New York Times Book Review Notable Book of the Year
Los Angeles Times Best Book of the Year
London, 1782: center of science and commerce, home to the newly rich and the desperately poor. In the midst of it all is the Giant, O'Brien, a freak of nature, a man of song and story who trusts in myths, fairies, miracles, and little people. He has come from Ireland to exhibit his size for money. O'Brien's opposite is a man of science, the famed anatomist John Hunter, who lusts after the Giant's corpse as a medical curiosity, a boon to the advancement of scientific knowledge.
In her acclaimed novel, two-time Man Booker Prize winning author Hilary Mantel tells of the fated convergence of Ireland and England. As belief wrestles knowledge and science wrestles song, so The Giant, O'Brien calls to us from a fork in the road as a tale of time, and a timeless tale.

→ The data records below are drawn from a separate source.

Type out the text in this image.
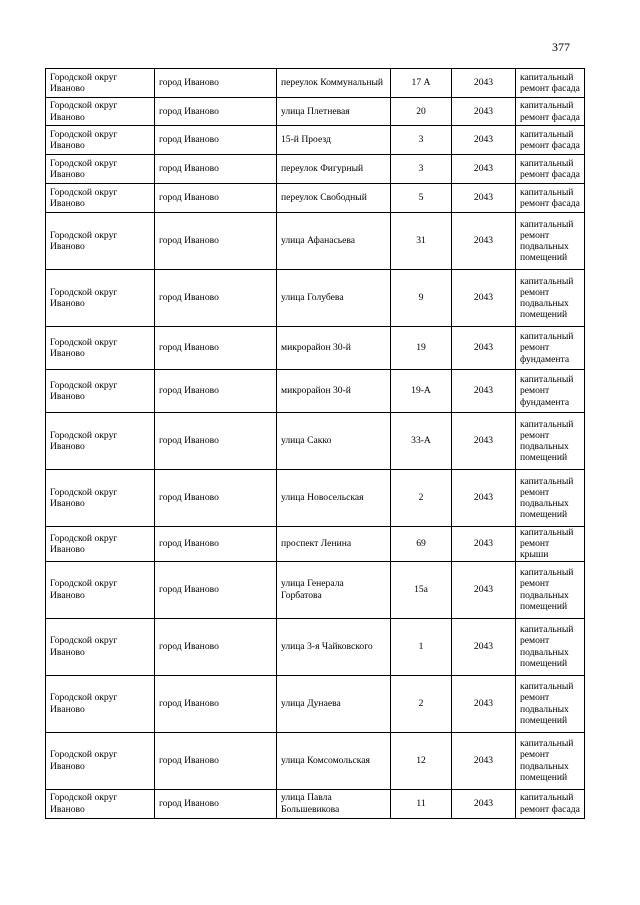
377
Городской округ Иваново	город Иваново	переулок Коммунальный	17 А	2043	капитальный ремонт фасада
Городской округ Иваново	город Иваново	улица Плетневая	20	2043	капитальный ремонт фасада
Городской округ Иваново	город Иваново	15-й Проезд	3	2043	капитальный ремонт фасада
Городской округ Иваново	город Иваново	переулок Фигурный	3	2043	капитальный ремонт фасада
Городской округ Иваново	город Иваново	переулок Свободный	5	2043	капитальный ремонт фасада
Городской округ Иваново	город Иваново	улица Афанасьева	31	2043	капитальный ремонт подвальных помещений
Городской округ Иваново	город Иваново	улица Голубева	9	2043	капитальный ремонт подвальных помещений
Городской округ Иваново	город Иваново	микрорайон 30-й	19	2043	капитальный ремонт фундамента
Городской округ Иваново	город Иваново	микрорайон 30-й	19-А	2043	капитальный ремонт фундамента
Городской округ Иваново	город Иваново	улица Сакко	33-А	2043	капитальный ремонт подвальных помещений
Городской округ Иваново	город Иваново	улица Новосельская	2	2043	капитальный ремонт подвальных помещений
Городской округ Иваново	город Иваново	проспект Ленина	69	2043	капитальный ремонт крыши
Городской округ Иваново	город Иваново	улица Генерала Горбатова	15а	2043	капитальный ремонт подвальных помещений
Городской округ Иваново	город Иваново	улица 3-я Чайковского	1	2043	капитальный ремонт подвальных помещений
Городской округ Иваново	город Иваново	улица Дунаева	2	2043	капитальный ремонт подвальных помещений
Городской округ Иваново	город Иваново	улица Комсомольская	12	2043	капитальный ремонт подвальных помещений
Городской округ Иваново	город Иваново	улица Павла Большевикова	11	2043	капитальный ремонт фасада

The most engaging moments in Mantel's intriguing new novel occur when the uneducated Irish characters who make up the loutish retinue of "the Giant, O'Brien" converse. Perfectly imagining the vocabulary and inflections of Irish peasants whose stark ignorance leaves them agape at the wonders of 1782 London, Mantel produces dialogue that is at once credible and funny. Here, as in many of her novels (Eight Months on Ghazzah Street; An Experiment in Love), cultures collide, and individual human beings suffer as a consequence. Taking as her inspiration the 18th-century Irish giant Charles Byrnes, whose bones are still on exhibit in a London museum, Mantel has imagined the fate of the man, who leaves the dire poverty and scorched earth of the Irish countryside and comes to London entertaining grandiose fantasies of riches and respect, but who encounters disillusionment and his own mortality instead. In counterpoint to the giant, who lives in Ireland's glorious past, spinning folktales and fables to earn his bread, another emigre to London, Scottish surgeon James Hunter (also a real figure), is obsessed with the "modern" lure of scientific research, for which he needs bodies. Generally dependent on grave robbers for his corpses, Hunter realizes that the giant is moribund, and plots to win the cadaver. Mantel makes the most of the contrast between the steel-willed, splenetic Hunter and the gentle giant, a hedgerow scholar whose generous nature and naivete are his undoing. Her picture of late-18th-century London is brilliant--especially the gloom, filth and squalor in which the lower class exists, ruled by prejudice, superstition and strong drink. She also hits home with witty comments about the national characteristics of the English and the Irish. While the narrative fascinates with atmospheric detail, however, this novel lacks the artfully maintained suspense of Mantel's previous work. It is the rich background that sustains interest rather than the giant and his nemesis, both of whom remain shadowy figures.